No outro lado da barricada, o nacionalismo da direita fascista, do integralismo defendido por intelectuais e padres católicos, Plínio Salgado, Miguel Reale, Câmara Cascudo, Hélder Câmara, Tristão de Ataíde. O Clube Militar agitado pelo debate da Lei de Segurança e pelo aumento dos soldos. Completava esse clima de descontentamento e agitação geral.

Desde Moscou, do exílio, Luís Carlos Prestes escrevia balanço da Coluna, a dizer que faltaram objetivos políticos à vitória. Com esse ingrediente carreavam-se as condições revolucionárias dos camponeses ao caminho chinês de revolução, avaliava o “Cavaleiro da Esperança”. As condições objetivas à revolução, de tal avaliação, confirmavam as informações de líderes do PCB e se enquadravam na estratégia do Comintern da revolução socialista mundial.

O Miranda, Secretário Geral do PCB e delegado do 3º Congresso dos Partidos Comunistas da América e Caribe, transmitia informações fantasiosas a Moscou. Fantasiava o amadurecimento das condições revolucionárias no Brasil e exagerava sobre os cangaceiros, mais de mil na Bahia. Miranda avaliava o cangaço como produto da contradição da luta no campo, entendendo que muitos grupos atenderiam ao chamamento à luta política do proletariado. Essa absurda presunção foi aprovada pelo conclave e remetida à recomendação do Comitê Central do PCB: estabelecer laços mais estreitos com as massas de grupos de cangaceiros e vinculá-los ao movimento geral da revolução proletária e camponesa do Brasil.

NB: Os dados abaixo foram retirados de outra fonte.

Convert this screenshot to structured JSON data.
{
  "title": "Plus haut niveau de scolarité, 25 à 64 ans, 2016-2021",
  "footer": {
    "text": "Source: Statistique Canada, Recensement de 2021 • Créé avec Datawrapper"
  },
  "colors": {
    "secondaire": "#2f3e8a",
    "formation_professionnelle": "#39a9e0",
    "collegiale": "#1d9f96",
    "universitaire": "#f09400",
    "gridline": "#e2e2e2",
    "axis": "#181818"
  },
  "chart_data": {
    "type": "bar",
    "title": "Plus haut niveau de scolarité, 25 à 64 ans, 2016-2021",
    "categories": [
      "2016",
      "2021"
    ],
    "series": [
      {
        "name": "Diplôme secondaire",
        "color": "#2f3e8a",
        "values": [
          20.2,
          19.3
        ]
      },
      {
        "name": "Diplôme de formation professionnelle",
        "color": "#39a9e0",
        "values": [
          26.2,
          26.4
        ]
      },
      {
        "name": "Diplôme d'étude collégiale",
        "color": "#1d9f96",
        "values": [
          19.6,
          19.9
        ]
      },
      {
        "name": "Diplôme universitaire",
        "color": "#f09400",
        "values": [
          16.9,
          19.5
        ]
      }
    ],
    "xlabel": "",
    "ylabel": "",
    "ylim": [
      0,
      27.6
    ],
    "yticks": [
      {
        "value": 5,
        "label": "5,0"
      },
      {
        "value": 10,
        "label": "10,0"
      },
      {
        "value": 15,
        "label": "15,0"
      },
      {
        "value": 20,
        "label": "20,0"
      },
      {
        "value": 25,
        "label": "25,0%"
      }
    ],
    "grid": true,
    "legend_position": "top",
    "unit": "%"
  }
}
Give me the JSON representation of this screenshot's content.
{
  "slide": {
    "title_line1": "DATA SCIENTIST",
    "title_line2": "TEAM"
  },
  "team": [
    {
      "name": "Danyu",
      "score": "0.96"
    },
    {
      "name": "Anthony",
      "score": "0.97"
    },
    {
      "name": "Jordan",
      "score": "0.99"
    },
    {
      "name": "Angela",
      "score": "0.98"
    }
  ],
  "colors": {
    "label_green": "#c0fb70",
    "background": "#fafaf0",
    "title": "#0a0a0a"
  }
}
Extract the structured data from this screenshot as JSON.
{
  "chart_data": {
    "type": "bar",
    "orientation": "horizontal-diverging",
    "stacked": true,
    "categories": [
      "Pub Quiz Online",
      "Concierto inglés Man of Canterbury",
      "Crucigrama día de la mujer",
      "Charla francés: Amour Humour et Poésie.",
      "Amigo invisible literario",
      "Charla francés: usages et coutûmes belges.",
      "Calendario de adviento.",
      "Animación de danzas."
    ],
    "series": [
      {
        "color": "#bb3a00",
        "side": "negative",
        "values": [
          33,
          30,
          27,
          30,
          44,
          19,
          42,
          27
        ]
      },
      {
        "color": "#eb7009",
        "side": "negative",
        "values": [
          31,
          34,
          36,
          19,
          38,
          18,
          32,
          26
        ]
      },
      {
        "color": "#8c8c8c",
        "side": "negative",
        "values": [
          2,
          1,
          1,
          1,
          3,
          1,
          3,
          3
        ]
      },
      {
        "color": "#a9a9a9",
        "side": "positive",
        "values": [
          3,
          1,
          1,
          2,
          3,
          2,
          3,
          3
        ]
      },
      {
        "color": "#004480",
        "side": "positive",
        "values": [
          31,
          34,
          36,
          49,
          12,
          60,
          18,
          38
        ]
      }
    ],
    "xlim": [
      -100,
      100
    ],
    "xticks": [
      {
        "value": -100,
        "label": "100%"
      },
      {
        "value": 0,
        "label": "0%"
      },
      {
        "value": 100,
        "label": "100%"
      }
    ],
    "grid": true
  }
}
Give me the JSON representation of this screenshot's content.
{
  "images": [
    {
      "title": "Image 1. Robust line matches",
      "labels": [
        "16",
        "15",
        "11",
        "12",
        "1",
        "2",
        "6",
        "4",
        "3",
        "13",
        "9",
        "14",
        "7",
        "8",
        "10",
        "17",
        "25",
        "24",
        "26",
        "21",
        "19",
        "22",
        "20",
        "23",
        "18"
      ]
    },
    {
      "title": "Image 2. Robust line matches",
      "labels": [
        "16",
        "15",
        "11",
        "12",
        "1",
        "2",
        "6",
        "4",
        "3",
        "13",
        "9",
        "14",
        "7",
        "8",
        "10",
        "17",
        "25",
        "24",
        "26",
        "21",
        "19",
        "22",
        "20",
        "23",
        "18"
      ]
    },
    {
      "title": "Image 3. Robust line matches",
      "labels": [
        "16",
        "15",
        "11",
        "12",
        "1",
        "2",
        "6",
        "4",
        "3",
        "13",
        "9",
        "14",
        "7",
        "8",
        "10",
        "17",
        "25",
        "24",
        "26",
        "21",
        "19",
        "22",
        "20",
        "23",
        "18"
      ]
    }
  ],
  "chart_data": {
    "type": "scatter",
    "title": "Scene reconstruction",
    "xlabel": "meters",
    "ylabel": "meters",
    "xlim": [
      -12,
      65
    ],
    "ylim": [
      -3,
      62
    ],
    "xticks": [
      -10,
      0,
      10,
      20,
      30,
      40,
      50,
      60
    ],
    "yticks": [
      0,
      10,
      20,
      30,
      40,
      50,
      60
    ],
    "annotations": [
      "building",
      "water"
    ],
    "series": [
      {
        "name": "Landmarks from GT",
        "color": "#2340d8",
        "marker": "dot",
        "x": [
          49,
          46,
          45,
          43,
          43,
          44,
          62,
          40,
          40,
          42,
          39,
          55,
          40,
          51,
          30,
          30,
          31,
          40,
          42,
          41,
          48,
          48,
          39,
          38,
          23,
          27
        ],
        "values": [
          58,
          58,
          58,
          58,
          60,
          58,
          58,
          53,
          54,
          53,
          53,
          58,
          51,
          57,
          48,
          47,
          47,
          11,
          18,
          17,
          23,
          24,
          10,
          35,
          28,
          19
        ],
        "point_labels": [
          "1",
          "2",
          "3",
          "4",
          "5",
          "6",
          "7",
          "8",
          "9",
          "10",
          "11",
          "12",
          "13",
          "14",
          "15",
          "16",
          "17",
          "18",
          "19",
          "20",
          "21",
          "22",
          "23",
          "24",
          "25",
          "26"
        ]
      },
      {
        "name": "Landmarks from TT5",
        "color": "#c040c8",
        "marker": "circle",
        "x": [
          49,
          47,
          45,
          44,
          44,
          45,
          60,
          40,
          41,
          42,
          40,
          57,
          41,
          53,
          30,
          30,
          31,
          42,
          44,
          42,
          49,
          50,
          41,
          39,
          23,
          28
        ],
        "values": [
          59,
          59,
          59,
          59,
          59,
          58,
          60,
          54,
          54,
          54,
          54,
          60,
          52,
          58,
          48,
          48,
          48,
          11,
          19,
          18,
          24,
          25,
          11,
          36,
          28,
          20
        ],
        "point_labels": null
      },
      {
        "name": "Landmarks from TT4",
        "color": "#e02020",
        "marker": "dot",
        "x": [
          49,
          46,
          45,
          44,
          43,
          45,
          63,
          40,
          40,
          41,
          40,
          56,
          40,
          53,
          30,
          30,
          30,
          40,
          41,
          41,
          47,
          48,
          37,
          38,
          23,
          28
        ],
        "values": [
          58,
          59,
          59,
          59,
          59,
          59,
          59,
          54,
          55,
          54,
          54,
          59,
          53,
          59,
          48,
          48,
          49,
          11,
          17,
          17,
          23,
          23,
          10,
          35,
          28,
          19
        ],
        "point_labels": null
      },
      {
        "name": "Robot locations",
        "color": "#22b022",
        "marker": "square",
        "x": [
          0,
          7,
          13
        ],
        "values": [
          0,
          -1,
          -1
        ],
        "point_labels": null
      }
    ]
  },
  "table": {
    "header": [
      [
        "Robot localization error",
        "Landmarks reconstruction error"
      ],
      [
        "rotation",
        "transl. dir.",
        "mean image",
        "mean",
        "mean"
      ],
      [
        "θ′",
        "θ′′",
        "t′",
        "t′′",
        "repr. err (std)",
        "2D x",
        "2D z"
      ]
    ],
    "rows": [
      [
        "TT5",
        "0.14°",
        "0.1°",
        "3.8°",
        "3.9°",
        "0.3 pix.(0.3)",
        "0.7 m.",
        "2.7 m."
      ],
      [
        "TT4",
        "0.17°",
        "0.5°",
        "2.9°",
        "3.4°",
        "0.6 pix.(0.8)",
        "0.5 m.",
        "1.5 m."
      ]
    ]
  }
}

Na análise dos comunistas, o Brasil país agrário e feudal, em contradição com o capitalismo industrial. Barril de pólvora, na iminência de explosão. As greves generalizadas, nas cidades, e as lutas sociais do campo, precisavam da mão certeira a dar direção política. Tarefa da vanguarda do proletariado, do PCB. Nessa miragem de revolução à vista, o jornal A Classe Operária, órgão oficial do PCB orientava: Como os Trabalhadores Brasileiros Resolverão a Crise em todos os Estados do Brasil há pessoas dispostas a pegar em armas, camponeses, vaqueiros, peões, índios, negros, mestiços e brancos nas fazendas . O tal documento aponta o caminho da revolução camponesa:


[sic] [...] guerrilhas multiplicadas em todo Brasil em dezenas e dezenas, o governo não vai dar conta. Ele não dá conta hoje dos nossos irmãos camponeses que se revoltam – os cangaceiros – a quem chamam de bandidos, nem lhes cortando as cabeças, e nós arrastaremos conosco os cangaceiros, lhes ensinaremos a lutar melhor e a não praticar certos atos de revolta que dão armas ao governo para envenenar a população contra os cangaceiros. O Governo [...] baterá em retirada diante de nossas guerrilhas multiplicadas em todo o Brasil, e nós, nos reuniremos em zonas seguras, tomaremos cidades e mais cidades, e com o povo dessas cidades, vilas e aldeias, formaremos nossos governos de municípios, os nossos conselhos (sovietes) eleitos por camponeses, negros, índios, mestiços e brancos, saibam ou não ler.20


Enquanto os comunistas brasileiros e da cúpula do Comintern cogitaram “ganhar” cangaceiros à perspectiva do movimento geral da revolução , a grande imprensa tratava a luta armada camponesa como cangaço. Os jornais do Rio Grande do Norte, Pernambuco, Rio de Janeiro, noticiavam as greves dos ferroviários e salineiros, em Mossoró e em Macau e o movimento extremista típico de guerrilha rural, no Vale do Açu. Na mesma trilha do editorialista do jornal A República, que qualificava de comunista “o cangaceirismo açoitado à sombra da bandeira do credo exótico; grupos de rudes analfabetos dispostos a toda maldade de crime; movimento de caráter nitidamente comunista”.21 Para os setores da informação social, cangaceiros e comunistas são a mesma coisa, ou acabam sendo.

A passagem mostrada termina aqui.